Abstract
The implementation of the New SI in 2019 and the definition of base units in terms of “defining constants” has significantly changed the metrology methods and led to the introduction of a quantum approach to the reproduction of units. The paper highlights a number of features of quantum methods and measurement standards, the ultimate accuracy of which is limited only by the “quantum structure of nature”. For electrical measurements, the implementation of the New SI means the end of the dualism that has existed since 1990. The dualism was that the SI defined the ampere – base unit of electricity – by mechanical measurements and quantities, and for reference measurements in practice, it was recommended to use the quantum effects of Josephson and Hall.

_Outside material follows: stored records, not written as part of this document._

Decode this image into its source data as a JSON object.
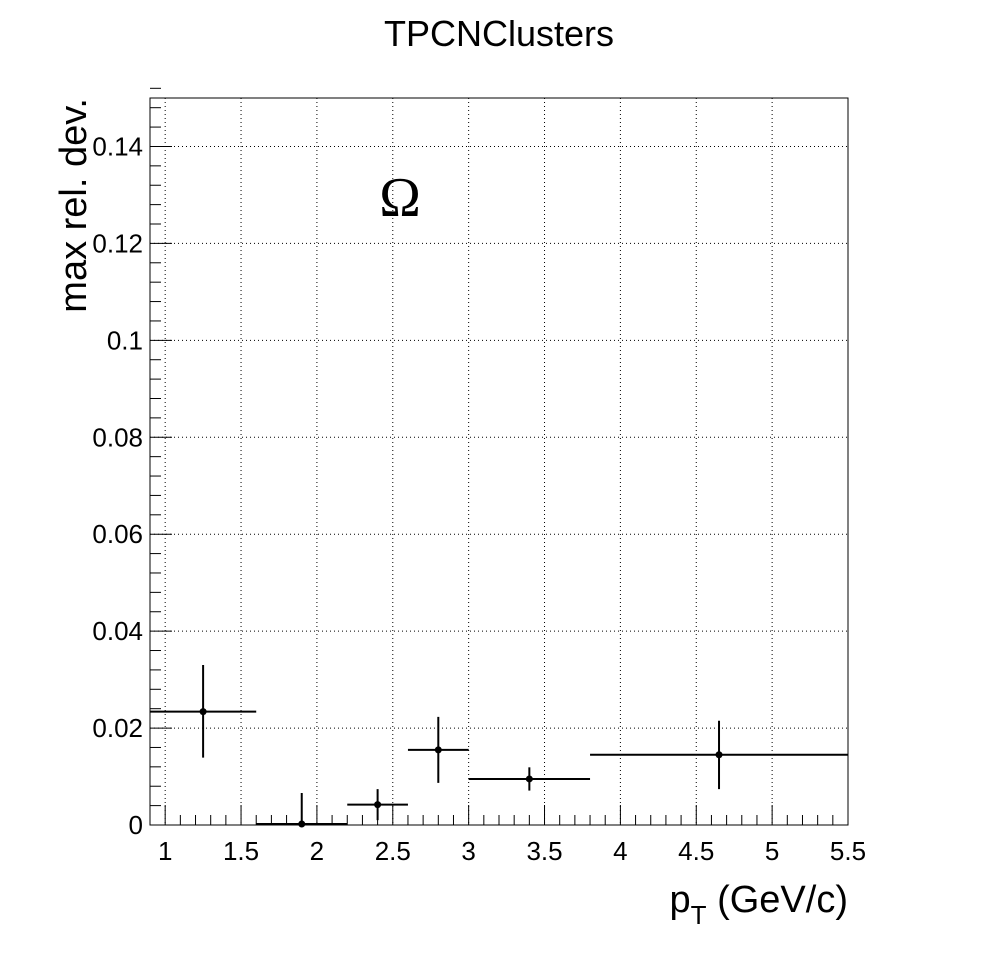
{
  "chart_data": {
    "type": "scatter",
    "title": "TPCNClusters",
    "xlabel_main": "p",
    "xlabel_sub": "T",
    "xlabel_rest": " (GeV/c)",
    "ylabel": "max rel. dev.",
    "annotation": "Ω",
    "xlim": [
      0.9,
      5.5
    ],
    "ylim": [
      0,
      0.15
    ],
    "grid": true,
    "x_ticks": [
      1,
      1.5,
      2,
      2.5,
      3,
      3.5,
      4,
      4.5,
      5,
      5.5
    ],
    "x_tick_labels": [
      "1",
      "1.5",
      "2",
      "2.5",
      "3",
      "3.5",
      "4",
      "4.5",
      "5",
      "5.5"
    ],
    "y_ticks": [
      0,
      0.02,
      0.04,
      0.06,
      0.08,
      0.1,
      0.12,
      0.14
    ],
    "y_tick_labels": [
      "0",
      "0.02",
      "0.04",
      "0.06",
      "0.08",
      "0.1",
      "0.12",
      "0.14"
    ],
    "points": [
      {
        "x": 1.25,
        "xlo": 0.9,
        "xhi": 1.6,
        "y": 0.0234,
        "ylo": 0.0139,
        "yhi": 0.033
      },
      {
        "x": 1.9,
        "xlo": 1.6,
        "xhi": 2.2,
        "y": 0.0002,
        "ylo": 0.0,
        "yhi": 0.0066
      },
      {
        "x": 2.4,
        "xlo": 2.2,
        "xhi": 2.6,
        "y": 0.0042,
        "ylo": 0.001,
        "yhi": 0.0074
      },
      {
        "x": 2.8,
        "xlo": 2.6,
        "xhi": 3.0,
        "y": 0.0155,
        "ylo": 0.0087,
        "yhi": 0.0223
      },
      {
        "x": 3.4,
        "xlo": 3.0,
        "xhi": 3.8,
        "y": 0.0095,
        "ylo": 0.0071,
        "yhi": 0.0119
      },
      {
        "x": 4.65,
        "xlo": 3.8,
        "xhi": 5.5,
        "y": 0.0145,
        "ylo": 0.0074,
        "yhi": 0.0215
      }
    ]
  }
}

 A number of features of quantum methods and measurement standards are considered, which made it possible to increase the accuracy of reproduction of electrical units (and even earlier – units of time and length) by several orders of magnitude compared to the “pre-quantum” era.
 Another feature of the SI-2019 was the fact that it linked the units of all base quantities to the second and thus paved the way for the reproduction of units in terms of defining constants (which are fixed without uncertainty in the SI-2019) and the second, which is measured with the highest accuracy. Thus, the main task of metrology is to establish the relationship between the measured value and the second. In electrical measurements and some other types of measurements, this function is performed by quantum methods, which are described in this paper.

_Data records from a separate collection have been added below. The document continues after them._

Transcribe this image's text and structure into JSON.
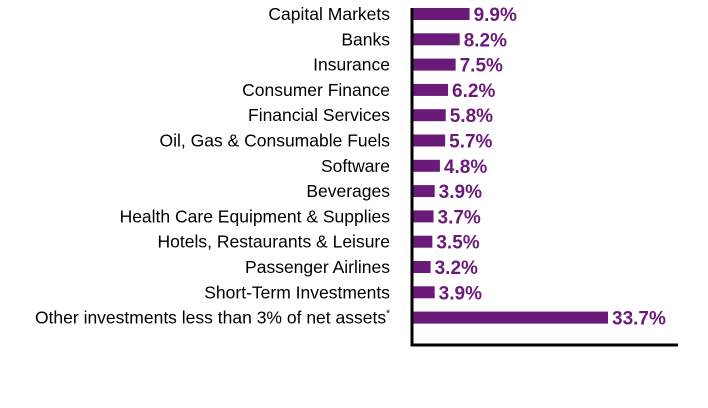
{
  "chart_data": {
    "type": "bar",
    "orientation": "horizontal",
    "categories": [
      "Capital Markets",
      "Banks",
      "Insurance",
      "Consumer Finance",
      "Financial Services",
      "Oil, Gas & Consumable Fuels",
      "Software",
      "Beverages",
      "Health Care Equipment & Supplies",
      "Hotels, Restaurants & Leisure",
      "Passenger Airlines",
      "Short-Term Investments",
      "Other investments less than 3% of net assets"
    ],
    "footnote_marks": [
      "",
      "",
      "",
      "",
      "",
      "",
      "",
      "",
      "",
      "",
      "",
      "",
      "*"
    ],
    "values": [
      9.9,
      8.2,
      7.5,
      6.2,
      5.8,
      5.7,
      4.8,
      3.9,
      3.7,
      3.5,
      3.2,
      3.9,
      33.7
    ],
    "value_labels": [
      "9.9%",
      "8.2%",
      "7.5%",
      "6.2%",
      "5.8%",
      "5.7%",
      "4.8%",
      "3.9%",
      "3.7%",
      "3.5%",
      "3.2%",
      "3.9%",
      "33.7%"
    ],
    "xlim": [
      0,
      33.7
    ],
    "grid": false,
    "legend": "none",
    "colors": {
      "bar": "#6a1b7a",
      "value_label": "#6a1b7a",
      "axis": "#000000"
    }
  }
}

 The extremely high accuracy of time measurements, the availability of its transfer via communication lines, and the system-forming nature of the second determine its special status in SI-2019.
 The paper presents that the success in creating frequency measurement standards in the optical range promises further improvement of the accuracy of the second, which only raises its status and may lead to official revision of its definition in terms of the frequency of another quantum transition already existing in the optical range.
 It is suggested that the development of quantum measurement methods, the counting nature of these methods, and the features of the second mentioned in the paper bring us closer to the creation of a new metrology that will be a logical continuation of quantum metrology and which can be conventionally called “digital”.